This is a rendition from Bobby Flay’s recipe… since he’s absolutely wrong on all of the cooking times, prep times and is vague on the process. Maybe if we all had a huge commercial kitchen and Sous Chefs 🙂
Cook Time Total: 45 min
The order I suggest cooking this recipe is as follows:
- First make up mashed potatoes and cool, I washed the potatoes under very cold water and mashed up in a glass baking dish, spread them out, and stuck them in the freezer for about 15 min.
- Then follow potato cake recipe. You can cook these cake while you pear sauce is reducing. I set my cakes aside to reheat them when finishing the duck off in the oven.
- Then I strain and transfer my pear sauce into the sauce pan and let reduce for the second time. While that’s reducing I start cooking the pear relish until brown and the duck breast (fat side down).
- Remove relish from heat and add the bourbon sugar blend. *If you don’t have bourbon you can use vanilla extract and water, 1tsp per 1/2 cup of water. Set that mixture aside on the stove so it stays warm from the oven being on.
- Now I move on to finishing the sauce and duck. Stir the butter into sauce and remove from heat after whisked so it will finish thickening.

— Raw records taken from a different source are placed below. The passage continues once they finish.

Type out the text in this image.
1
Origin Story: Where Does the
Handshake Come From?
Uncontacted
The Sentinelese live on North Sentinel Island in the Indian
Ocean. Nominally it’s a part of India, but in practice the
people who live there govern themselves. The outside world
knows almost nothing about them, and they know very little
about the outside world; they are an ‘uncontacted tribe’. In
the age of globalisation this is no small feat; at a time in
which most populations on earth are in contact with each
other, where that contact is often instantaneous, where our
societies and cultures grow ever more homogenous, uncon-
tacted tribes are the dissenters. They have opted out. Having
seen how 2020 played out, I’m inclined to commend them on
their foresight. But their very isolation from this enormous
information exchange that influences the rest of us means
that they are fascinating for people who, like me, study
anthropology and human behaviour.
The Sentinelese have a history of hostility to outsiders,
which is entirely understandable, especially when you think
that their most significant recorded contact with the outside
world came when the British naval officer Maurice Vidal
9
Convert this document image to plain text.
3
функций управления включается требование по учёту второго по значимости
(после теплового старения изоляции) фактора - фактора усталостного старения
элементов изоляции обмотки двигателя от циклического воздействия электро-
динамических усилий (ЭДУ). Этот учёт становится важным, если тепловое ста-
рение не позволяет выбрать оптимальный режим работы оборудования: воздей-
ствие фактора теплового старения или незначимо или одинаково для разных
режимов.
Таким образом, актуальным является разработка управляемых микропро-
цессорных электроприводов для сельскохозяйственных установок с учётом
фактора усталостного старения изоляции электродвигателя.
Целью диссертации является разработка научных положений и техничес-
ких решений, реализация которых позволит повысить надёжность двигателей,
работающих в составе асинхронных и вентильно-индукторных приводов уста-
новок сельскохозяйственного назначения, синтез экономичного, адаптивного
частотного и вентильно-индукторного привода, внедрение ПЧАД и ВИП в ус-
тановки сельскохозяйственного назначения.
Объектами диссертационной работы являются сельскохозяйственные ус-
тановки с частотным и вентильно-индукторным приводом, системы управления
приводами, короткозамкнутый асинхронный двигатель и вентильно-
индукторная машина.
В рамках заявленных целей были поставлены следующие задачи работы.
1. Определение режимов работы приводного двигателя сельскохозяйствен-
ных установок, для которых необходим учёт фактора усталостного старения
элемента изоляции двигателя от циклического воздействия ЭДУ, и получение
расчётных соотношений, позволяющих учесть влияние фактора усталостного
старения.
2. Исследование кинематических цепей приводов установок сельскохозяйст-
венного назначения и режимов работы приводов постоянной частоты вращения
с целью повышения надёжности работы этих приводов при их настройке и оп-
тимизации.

- Transfer duck to oven along with cakes and cook until done (5 min). Don’t over cook duck, it should be medium rare.
- 2 cups cold mashed potatoes
- 1/4 cup panko bread crumbs, plus extra for coating
- 1/2 cup crumbled blue cheese
- Sea Salt and FRESHLY ground pepper
- Panko crumbs, for dusting
- 1/4 cup olive oil
Combine the potatoes, bread crumbs and blue cheese in a medium bowl. Season with salt and pepper to taste. Form the mixture into eight 2-inch cakes. Chill in the refrigerator for 30 minutes. Dredge the cakes lightly in more panko crumbs. Heat the oil in a large saute pan over high heat. Cook the cakes until golden brown on both sides. Set aside in a glass baking dish.
Red Chile Pear Sauce:
- 2 tablespoons olive oil
- 1 large red onion, finely chopped
- 1 cup dry red wine
- 8 cups homemade chicken stock (or 2 32oz boxes)

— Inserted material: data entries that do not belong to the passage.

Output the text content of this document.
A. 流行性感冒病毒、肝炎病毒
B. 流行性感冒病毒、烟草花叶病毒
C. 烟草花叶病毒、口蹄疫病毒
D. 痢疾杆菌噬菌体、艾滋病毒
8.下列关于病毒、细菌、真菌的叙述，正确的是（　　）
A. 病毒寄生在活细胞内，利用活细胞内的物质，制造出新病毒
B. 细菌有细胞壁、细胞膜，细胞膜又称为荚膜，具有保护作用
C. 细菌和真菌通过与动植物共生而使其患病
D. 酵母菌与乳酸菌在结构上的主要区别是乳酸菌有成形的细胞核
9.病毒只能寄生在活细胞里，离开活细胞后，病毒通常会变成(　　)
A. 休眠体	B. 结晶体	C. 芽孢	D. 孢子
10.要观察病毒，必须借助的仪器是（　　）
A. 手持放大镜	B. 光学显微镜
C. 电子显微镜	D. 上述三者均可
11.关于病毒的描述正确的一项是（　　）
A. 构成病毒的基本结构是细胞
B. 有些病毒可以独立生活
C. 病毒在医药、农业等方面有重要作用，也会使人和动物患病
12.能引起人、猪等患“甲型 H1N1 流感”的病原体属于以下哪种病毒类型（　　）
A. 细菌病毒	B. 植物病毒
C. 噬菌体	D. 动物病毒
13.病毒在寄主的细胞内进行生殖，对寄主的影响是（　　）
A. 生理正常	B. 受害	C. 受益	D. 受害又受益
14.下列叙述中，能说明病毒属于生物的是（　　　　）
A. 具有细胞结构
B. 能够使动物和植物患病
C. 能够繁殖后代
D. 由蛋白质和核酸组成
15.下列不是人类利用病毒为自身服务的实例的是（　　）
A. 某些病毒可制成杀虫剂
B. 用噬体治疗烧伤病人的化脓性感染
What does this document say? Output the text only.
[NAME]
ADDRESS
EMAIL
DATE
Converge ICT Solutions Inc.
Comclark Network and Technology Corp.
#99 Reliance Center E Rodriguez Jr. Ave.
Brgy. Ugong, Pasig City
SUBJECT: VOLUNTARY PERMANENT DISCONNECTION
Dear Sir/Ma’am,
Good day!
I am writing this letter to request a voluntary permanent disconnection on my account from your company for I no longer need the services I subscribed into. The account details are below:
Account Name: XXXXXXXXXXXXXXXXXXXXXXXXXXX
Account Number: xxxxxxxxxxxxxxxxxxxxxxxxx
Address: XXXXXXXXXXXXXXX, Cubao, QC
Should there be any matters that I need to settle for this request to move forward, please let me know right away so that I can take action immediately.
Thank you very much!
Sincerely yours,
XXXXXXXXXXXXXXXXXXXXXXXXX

- 2 whole New Mexican Red chiles (like the kind that come hanging as decoration).
- 1 cinnamon stick
- 2 star anise
- 3 pears, peeled, seeded and halved
- 2 tablespoons cold unsalted butter
Asian Pear Relish:
- 3 Asian pears, peeled, seeded and diced
- 1/2 cup bourbon
- 2 tablespoons light brown sugar
For the Red Chile Pear Sauce: Heat oil in a large saucepan over medium-high heat. Add the onion and cook until soft. Add the wine and cook until reduced. Add the stock, chiles, cinnamon, anise, and pears, and cook until reduced by 1/2 (this will take a while). Strain the sauce into a clean saucepan and cook to a sauce consistency, and can coat the back of a spoon thickly (this takes a bit as well). Remove from the heat and whisk in the butter and season with salt and pepper, to taste (it will thicken now if it’s not already). Sauce can be gently re-heated, but cannot boil, or the sauce will break. For the Asian Pear Relish: Heat a medium saucepan over medium-high heat. Add the pears and cook until lightly golden brown. Remove the pan from the heat, add the bourbon and sugar and cook until the pears are lightly glazed.

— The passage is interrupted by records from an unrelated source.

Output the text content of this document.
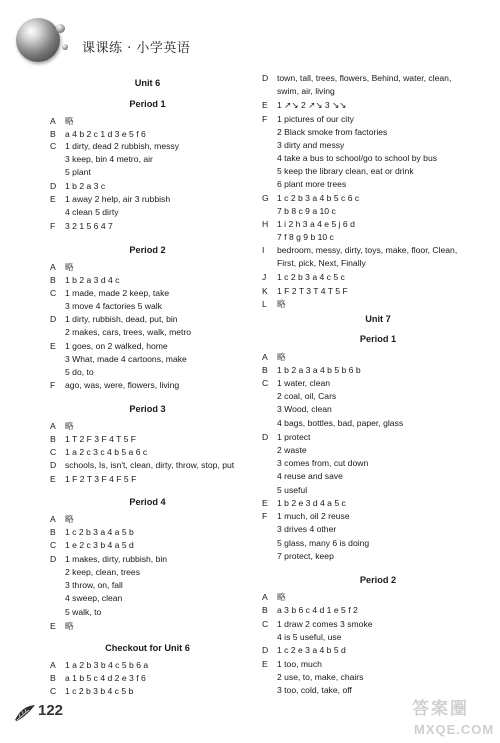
课课练 · 小学英语
Unit 6
Period 1
A 略
B a 4 b 2 c 1 d 3 e 5 f 6
C 1 dirty, dead 2 rubbish, messy
3 keep, bin 4 metro, air
5 plant
D 1 b 2 a 3 c
E 1 away 2 help, air 3 rubbish
4 clean 5 dirty
F 3 2 1 5 6 4 7
Period 2
A 略
B 1 b 2 a 3 d 4 c
C 1 made, made 2 keep, take
3 move 4 factories 5 walk
D 1 dirty, rubbish, dead, put, bin
2 makes, cars, trees, walk, metro
E 1 goes, on 2 walked, home
3 What, made 4 cartoons, make
5 do, to
F ago, was, were, flowers, living
Period 3
A 略
B 1 T 2 F 3 F 4 T 5 F
C 1 a 2 c 3 c 4 b 5 a 6 c
D schools, Is, isn't, clean, dirty, throw, stop, put
E 1 F 2 T 3 F 4 F 5 F
Period 4
A 略
B 1 c 2 b 3 a 4 a 5 b
C 1 e 2 c 3 b 4 a 5 d
D 1 makes, dirty, rubbish, bin
2 keep, clean, trees
3 throw, on, fall
4 sweep, clean
5 walk, to
E 略
Checkout for Unit 6
A 1 a 2 b 3 b 4 c 5 b 6 a
B a 1 b 5 c 4 d 2 e 3 f 6
C 1 c 2 b 3 b 4 c 5 b
D town, tall, trees, flowers, Behind, water, clean,
swim, air, living
E 1 ↗↘ 2 ↗↘ 3 ↘↘
F 1 pictures of our city
2 Black smoke from factories
3 dirty and messy
4 take a bus to school/go to school by bus
5 keep the library clean, eat or drink
6 plant more trees
G 1 c 2 b 3 a 4 b 5 c 6 c
7 b 8 c 9 a 10 c
H 1 i 2 h 3 a 4 e 5 j 6 d
7 f 8 g 9 b 10 c
I bedroom, messy, dirty, toys, make, floor, Clean,
First, pick, Next, Finally
J 1 c 2 b 3 a 4 c 5 c
K 1 F 2 T 3 T 4 T 5 F
L 略
Unit 7
Period 1
A 略
B 1 b 2 a 3 a 4 b 5 b 6 b
C 1 water, clean
2 coal, oil, Cars
3 Wood, clean
4 bags, bottles, bad, paper, glass
D 1 protect
2 waste
3 comes from, cut down
4 reuse and save
5 useful
E 1 b 2 e 3 d 4 a 5 c
F 1 much, oil 2 reuse
3 drives 4 other
5 glass, many 6 is doing
7 protect, keep
Period 2
A 略
B a 3 b 6 c 4 d 1 e 5 f 2
C 1 draw 2 comes 3 smoke
4 is 5 useful, use
D 1 c 2 e 3 a 4 b 5 d
E 1 too, much
2 use, to, make, chairs
3 too, cold, take, off
122	答案圈
MXQE.COM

Preheat oven to 400 degrees F.
Heat a large saute pan over medium-high heat. Season the duck with salt and pepper on both sides and cook, skin-side down, until golden brown (10 min or so), turn the breast over and continue cooking for about 3 min. The transfer to a glass baking dish and place in the oven to medium-rare doneness, about 5-7 minutes.
Place 2 Potato-Blue Cheese Cakes on each plate. Place one duck breast on top of the potato cakes, and drizzle the Red Chile Pear Sauce around the plate and on the ends of the duck breasts. Place a few teaspoons of the Asian Pear Relish on top of each of the duck breasts.